In clinical trails ~40% of the patients achieved remission i.e their symptoms disappeared. Upto 5 studies involving 4000 people showed a considerable advantage in using tocilizumab over placebo, TNF blockers or methotrexate irresponsive RA. Tocilizumab monotherapy was also found to be superior than to methotrexate (DMARD) or adalimumab monotherapy. After Tocilizumab administration the serum IL-6 level increase, due to accumulation of IL-6 as its receptor is blocked by Tocilizumab (anti-IL-6R), thereafter the IL-6 levels gradually decrease. It was approved in EU and USA in 2009 and 2010 respectively.
• Developed by Chugai Pharmaceutical Company in collaboration with Osaka University, Japan.
• Administered as injection or infusion.
• Classified as an immunosuppressant and interleukin inhibitor.
• Standard dose is every 4 weeks with 8 mg/kg of tocilizumab.
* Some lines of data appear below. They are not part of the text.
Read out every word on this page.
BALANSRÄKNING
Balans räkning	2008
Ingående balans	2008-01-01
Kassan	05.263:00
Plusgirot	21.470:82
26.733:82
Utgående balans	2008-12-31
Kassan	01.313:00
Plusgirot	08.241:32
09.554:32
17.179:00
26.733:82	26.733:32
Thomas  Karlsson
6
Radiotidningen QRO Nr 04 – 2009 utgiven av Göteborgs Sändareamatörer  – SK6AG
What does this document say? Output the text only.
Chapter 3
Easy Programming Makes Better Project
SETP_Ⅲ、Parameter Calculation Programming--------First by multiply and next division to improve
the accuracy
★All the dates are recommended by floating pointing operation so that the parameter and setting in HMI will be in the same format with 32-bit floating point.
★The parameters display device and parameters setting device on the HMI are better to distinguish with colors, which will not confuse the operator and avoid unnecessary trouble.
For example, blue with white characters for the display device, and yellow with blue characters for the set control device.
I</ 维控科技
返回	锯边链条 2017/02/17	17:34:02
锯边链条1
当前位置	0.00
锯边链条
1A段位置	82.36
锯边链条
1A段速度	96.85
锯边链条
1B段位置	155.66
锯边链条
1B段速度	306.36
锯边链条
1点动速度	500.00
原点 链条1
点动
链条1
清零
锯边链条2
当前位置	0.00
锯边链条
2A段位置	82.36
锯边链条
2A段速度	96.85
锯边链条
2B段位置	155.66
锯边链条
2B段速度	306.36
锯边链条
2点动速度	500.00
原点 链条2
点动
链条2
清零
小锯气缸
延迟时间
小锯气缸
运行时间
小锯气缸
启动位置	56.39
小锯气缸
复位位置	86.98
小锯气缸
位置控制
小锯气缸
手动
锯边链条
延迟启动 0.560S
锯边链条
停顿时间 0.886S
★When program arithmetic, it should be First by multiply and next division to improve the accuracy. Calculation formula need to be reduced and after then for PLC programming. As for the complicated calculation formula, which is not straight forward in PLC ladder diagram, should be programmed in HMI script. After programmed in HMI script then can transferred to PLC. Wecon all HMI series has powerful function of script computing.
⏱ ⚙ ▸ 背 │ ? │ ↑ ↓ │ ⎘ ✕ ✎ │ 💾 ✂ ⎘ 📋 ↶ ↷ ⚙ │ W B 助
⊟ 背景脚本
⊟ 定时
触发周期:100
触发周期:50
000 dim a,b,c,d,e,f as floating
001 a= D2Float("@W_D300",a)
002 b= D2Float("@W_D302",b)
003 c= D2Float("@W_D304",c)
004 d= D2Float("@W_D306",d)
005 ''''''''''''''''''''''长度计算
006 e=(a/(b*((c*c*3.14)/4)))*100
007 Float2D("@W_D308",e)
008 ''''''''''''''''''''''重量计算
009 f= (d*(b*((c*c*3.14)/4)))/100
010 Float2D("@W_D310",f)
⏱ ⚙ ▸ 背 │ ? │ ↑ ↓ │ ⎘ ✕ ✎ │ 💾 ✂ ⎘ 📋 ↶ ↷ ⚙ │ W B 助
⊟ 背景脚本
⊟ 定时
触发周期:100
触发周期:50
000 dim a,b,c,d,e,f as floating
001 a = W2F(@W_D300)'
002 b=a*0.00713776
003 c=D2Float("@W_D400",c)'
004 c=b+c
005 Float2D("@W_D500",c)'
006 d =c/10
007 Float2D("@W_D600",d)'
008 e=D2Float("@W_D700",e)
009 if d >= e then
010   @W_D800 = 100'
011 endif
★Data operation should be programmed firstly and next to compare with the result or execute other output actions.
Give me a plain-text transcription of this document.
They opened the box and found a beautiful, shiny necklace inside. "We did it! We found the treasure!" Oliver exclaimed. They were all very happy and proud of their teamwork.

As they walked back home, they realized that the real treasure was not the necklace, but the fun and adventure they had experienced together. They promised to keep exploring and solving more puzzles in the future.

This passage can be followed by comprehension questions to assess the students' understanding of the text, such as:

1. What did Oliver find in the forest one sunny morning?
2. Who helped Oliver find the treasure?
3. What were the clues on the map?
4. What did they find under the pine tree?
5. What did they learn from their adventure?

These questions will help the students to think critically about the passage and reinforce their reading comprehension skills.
• Excipients: Sucrose, Polysorbate 80, Disodium phosphate dodecahydrate, Sodium dihydrogen phosphate dihydrate.
• Shelf life: 30 months
2. Sarilumab (Kevzara) is similar to Tocilizumab in its mode of action, safety and efficacy. Like Tocilizumab, it also binds to IL-6R (anti-IL-6R antibody). In contrast to Tocilizumab which is a humanized mAb, Sarilumab is a fully human mAb and thus has a lower immunogenecity. Sarilumab also has a longer in vivo half life and higher affinity for IL-6R. In the clinic it is used with methotrexate (a DMARD) when other treatments have not been successful and is succesful in reducing RA symtptoms associated with joints after 24 weeks of therapy. Clinical studies have also showed that Sarilumab + methotrexate is successful when adalimumab or methotrexate alone or other TNFa were intolerant or unable to adequately improve the symptoms of RA. It was approved in US and Europe in 2017
• Developed by Regeneron and Sanofi
• Administered as subcutaneous injection.
• Classified as an immunosuppressant and interleukin inhibitor.
• Standard dose: 200 mg every 2 week
• Excipients: Histidine, Arginine, Polysorbate 20, Sucrose
• Shelf life: 24 months
3. Sirukumab (Plivensia) was the only mAb against IL-6 for RA but it was withdrawn in 2017 because of the associated mortality due to infection and malignancies. Siltuximab was also a fully human mAb. A possible reason for the success of IL-6R therapy over IL-6 is due the presence of cellular pathways independent of RA that use IL-6 but not IL-6R.
4. Yet another anti-IL-6 mAb Siltuximab (Sylvant) is available in the market but its not used against RA because of insufficient evidence for its effectiveness against RA. It is rather used for multicentric Castleman’s disease when the patient is HIV and human herpesvirus-8 negative.